More than half of the market value in Bemidji is exempt from property taxes, one of the highest levels in the state. Universities, public hospitals and government buildings are among the properties that are constitutionally exempt from taxes. That makes budgeting and maintaining essential services a difficult task in the face of declining state aid.

In 2002, Local Government Aid accounted for 56 percent of the city’s budget, while the property tax levy made up 17 percent. This year, LGA accounted for 30 percent of the budget, while property taxes made up 41 percent. Cities across the state have blamed cuts to LGA to rising property taxes, which make up about a third of the Bemidji’s general fund.

General fund dollars go to core services like police and fire, public works and general government expenses.

Declining state aid makes maintaining those services especially difficult in Bemidji, as the large amount of tax-exempt property makes it hard to raise funds with property taxes alone, which could burden residents with large levy increases.

“We have limited tools to increase our revenue to fund the services we provide or maintain the services we provide,” said Ron Eischens, the city’s finance director. The city does have other revenue streams outside property taxes. The gas and electric franchise fees, as well as the stormwater maintenance fee, are paid by everyone who uses those services in the city, regardless of their tax-exempt status.

The City Council is poised to raise the franchise fees 1 to 4.5 percent of monthly gross revenues, which is projected to raise $220,000 in additional revenue. That’s compared to the $40,000 that a 1 percent increase in the property tax levy would raise, Eischens said.

The city has set a preliminary property tax levy increase of 7.8 percent, with 5.4 percent of that increase needed to capture newly annexed property and help maintain city tax rates. The remaining 2.4 percent of that increase is for budgetary needs.

If the city didn’t raise the franchise fees, the levy would have likely increased to about 13 percent, Eischens said.

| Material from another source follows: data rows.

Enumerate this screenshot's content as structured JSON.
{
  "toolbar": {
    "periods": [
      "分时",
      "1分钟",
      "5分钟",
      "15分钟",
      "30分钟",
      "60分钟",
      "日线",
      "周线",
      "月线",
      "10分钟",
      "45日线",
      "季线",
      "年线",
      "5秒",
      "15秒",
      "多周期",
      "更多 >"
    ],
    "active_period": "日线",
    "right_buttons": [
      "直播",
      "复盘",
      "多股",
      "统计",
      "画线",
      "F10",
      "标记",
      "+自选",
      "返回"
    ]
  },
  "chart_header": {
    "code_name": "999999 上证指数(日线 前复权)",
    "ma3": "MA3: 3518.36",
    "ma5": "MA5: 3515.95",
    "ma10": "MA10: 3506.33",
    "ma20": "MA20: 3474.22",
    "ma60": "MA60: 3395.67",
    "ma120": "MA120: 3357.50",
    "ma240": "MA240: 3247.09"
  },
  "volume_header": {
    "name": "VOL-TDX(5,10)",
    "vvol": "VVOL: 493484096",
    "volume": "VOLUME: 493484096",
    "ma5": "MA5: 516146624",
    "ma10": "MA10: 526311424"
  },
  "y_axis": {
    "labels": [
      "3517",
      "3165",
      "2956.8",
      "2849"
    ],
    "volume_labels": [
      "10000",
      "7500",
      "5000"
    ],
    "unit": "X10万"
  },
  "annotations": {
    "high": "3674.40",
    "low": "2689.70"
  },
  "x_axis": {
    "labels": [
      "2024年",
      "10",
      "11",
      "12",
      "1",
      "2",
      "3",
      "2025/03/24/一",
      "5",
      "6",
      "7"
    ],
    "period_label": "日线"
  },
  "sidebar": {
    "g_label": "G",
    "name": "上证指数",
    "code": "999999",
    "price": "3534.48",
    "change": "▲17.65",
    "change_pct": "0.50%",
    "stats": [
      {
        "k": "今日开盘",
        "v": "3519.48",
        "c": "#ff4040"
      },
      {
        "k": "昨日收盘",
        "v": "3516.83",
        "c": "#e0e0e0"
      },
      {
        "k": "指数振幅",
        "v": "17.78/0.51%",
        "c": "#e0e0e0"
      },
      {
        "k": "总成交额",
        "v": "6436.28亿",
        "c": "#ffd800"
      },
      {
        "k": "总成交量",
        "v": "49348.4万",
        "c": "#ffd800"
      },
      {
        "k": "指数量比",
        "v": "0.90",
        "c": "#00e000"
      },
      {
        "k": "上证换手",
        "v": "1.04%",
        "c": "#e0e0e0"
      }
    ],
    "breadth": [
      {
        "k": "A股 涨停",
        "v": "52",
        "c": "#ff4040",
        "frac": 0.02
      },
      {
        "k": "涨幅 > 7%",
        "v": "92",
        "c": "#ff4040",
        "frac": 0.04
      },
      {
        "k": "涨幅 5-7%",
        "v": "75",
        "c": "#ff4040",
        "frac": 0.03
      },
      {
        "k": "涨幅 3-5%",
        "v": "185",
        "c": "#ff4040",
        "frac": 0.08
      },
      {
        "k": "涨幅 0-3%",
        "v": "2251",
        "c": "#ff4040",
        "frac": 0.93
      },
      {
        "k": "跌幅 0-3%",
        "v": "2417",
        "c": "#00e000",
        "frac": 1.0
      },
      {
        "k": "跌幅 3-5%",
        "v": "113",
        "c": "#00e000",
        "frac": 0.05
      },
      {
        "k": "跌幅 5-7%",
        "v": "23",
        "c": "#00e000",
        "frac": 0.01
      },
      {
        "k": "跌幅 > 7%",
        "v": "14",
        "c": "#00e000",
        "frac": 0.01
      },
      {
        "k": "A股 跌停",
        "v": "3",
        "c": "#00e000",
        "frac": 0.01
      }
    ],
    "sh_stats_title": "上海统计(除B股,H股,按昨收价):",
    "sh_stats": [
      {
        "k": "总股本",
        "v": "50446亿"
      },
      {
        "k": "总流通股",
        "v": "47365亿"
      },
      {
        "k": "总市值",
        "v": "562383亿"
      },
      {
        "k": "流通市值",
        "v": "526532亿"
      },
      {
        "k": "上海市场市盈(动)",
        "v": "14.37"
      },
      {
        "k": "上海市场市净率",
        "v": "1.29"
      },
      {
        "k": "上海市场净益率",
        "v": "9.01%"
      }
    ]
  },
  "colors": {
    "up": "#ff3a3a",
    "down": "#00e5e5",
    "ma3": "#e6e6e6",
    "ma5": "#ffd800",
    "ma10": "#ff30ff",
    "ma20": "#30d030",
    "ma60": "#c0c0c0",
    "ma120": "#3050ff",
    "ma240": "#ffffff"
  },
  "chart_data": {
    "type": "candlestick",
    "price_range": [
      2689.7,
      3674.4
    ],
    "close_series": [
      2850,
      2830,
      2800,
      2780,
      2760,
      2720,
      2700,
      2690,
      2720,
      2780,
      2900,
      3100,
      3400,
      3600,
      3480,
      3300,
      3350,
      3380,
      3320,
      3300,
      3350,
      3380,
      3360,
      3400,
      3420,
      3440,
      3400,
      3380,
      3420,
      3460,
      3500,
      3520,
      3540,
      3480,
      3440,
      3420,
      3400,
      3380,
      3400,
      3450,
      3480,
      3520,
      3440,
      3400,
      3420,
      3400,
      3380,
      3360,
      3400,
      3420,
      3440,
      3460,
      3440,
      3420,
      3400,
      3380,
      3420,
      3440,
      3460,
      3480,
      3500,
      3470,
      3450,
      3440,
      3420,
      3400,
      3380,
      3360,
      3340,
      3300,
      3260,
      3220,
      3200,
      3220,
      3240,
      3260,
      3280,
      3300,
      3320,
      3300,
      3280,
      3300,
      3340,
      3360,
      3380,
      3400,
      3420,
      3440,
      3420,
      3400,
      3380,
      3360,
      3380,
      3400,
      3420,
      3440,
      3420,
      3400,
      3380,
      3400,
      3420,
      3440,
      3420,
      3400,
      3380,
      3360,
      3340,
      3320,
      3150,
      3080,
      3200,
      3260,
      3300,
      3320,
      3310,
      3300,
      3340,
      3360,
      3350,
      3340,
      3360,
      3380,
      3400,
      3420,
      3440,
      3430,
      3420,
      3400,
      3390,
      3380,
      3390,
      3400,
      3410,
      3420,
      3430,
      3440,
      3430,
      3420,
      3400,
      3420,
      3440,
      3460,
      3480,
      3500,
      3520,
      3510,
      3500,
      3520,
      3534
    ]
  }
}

Though some of that is needed to capture annexed property and tax bills vary depending on a home’s value, the larger increase would have almost certainly been noticeable.

Article 10, section one of the Minnesota Constitution, states that “public burying grounds, public school houses, public hospitals, academies, colleges, universities, all seminaries of learning, all churches, church property, houses of worship, institutions of purely public charity, and public property used exclusively for any public purpose, shall be exempt from taxation except as provided in this section.”

Bemidji’s 52 percent of market value that’s exempt from property taxes ranks 15th highest in the state out of more than 850 cities, according to 2010 data provided by the League of Minnesota Cities. The average amount of tax exempt market value in a Minnesota city is 15 percent. Only 12 other cities have more total exempt market value, three of which (Rochester, Duluth and Moorhead) are outside the Minneapolis-St. Paul metro area.

Some Bemidji staff members have appealed to state officials for help to mitigate their unique situation.